今日のように誘われたから遊びに行くっていうのは、岩ちゃんが居るから。
誰とでもじゃないって事を分かって欲しい。


「でも、岩ちゃんが一緒じゃなかったら行かないし、岩ちゃんの家だから来たかったんだよ?」


お互いドアの前で座った格好のままだったので、膝立ちで一歩岩ちゃんへ近づく。誤解を解くように当初の邪な思いを白状すると、彼は照れたような困ったような表情を浮かべた。


「この状況で・・・煽るなよ」


小さな声で呟いたけれど、私には何て言ったかよく聞こえなくて。聞き返そうとしたその時。彼の手がスルッと腰へ伸びてきてそのまま力強く引き寄せられる。

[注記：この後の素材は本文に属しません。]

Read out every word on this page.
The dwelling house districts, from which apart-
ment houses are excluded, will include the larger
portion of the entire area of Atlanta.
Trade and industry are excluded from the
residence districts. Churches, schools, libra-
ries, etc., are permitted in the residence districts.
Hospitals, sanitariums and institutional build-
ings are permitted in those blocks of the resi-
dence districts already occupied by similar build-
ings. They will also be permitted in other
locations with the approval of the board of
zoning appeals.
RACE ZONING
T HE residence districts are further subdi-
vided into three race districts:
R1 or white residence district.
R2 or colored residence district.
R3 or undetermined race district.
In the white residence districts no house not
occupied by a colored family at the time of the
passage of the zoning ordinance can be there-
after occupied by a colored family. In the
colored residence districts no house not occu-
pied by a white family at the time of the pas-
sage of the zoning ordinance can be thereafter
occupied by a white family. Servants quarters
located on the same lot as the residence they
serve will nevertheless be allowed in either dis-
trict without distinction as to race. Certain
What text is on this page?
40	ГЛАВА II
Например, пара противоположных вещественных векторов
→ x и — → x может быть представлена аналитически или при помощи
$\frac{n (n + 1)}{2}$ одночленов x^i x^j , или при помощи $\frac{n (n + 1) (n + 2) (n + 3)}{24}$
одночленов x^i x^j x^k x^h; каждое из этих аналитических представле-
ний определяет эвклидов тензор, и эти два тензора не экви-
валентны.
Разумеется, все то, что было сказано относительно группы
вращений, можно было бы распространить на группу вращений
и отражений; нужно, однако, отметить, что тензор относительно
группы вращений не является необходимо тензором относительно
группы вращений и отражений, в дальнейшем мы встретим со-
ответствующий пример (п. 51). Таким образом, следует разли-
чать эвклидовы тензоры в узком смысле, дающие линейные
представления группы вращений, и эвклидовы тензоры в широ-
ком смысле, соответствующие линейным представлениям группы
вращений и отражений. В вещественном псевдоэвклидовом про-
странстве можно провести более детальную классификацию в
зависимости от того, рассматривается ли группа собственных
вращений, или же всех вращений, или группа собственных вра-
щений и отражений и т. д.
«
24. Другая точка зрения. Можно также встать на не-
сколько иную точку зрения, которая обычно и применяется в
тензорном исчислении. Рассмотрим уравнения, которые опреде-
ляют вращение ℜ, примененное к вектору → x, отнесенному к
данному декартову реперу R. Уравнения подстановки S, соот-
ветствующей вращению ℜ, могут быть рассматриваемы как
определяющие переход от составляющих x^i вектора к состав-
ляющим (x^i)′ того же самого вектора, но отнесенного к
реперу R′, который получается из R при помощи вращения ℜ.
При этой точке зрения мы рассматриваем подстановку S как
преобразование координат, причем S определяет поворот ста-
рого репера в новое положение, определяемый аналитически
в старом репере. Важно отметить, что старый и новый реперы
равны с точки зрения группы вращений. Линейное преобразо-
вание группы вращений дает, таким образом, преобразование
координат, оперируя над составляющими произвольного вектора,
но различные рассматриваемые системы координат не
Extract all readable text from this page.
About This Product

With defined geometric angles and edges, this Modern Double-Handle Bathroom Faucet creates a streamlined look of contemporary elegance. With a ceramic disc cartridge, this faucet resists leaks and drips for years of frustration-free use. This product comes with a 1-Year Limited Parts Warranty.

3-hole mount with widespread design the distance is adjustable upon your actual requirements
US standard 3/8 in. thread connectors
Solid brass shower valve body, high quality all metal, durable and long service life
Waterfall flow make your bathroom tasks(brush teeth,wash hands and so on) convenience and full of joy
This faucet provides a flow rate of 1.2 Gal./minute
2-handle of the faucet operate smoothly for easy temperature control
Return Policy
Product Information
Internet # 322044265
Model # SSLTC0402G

急で驚いたけれど、その手に抗う事なく身を任せればギュっ、と抱き締められた。
わ、今日二回目だ。なんてドキドキはしつつも先程とは違い多少の余裕があったので、そっとその背中に腕を回して密着すると、私と同じように少し速い心臓の音が聞こえる。

岩ちゃんも私と同じ気持ちなんだって伝わってきて、どうしようもなく嬉しい。少しの間心地いい温もりを堪能していると、優しく肩を押されて離される。

そのまま自然と近づいてくる彼を受け入れる様にそっと目を閉じた。


fin.




一話完結で終わるはずだったのに、何故かここまで長くなりました。。
そして最後・・・お気づきの方もいると思いますが、名前変換がありません。

あぁぁ、終わってから気付くという失態です。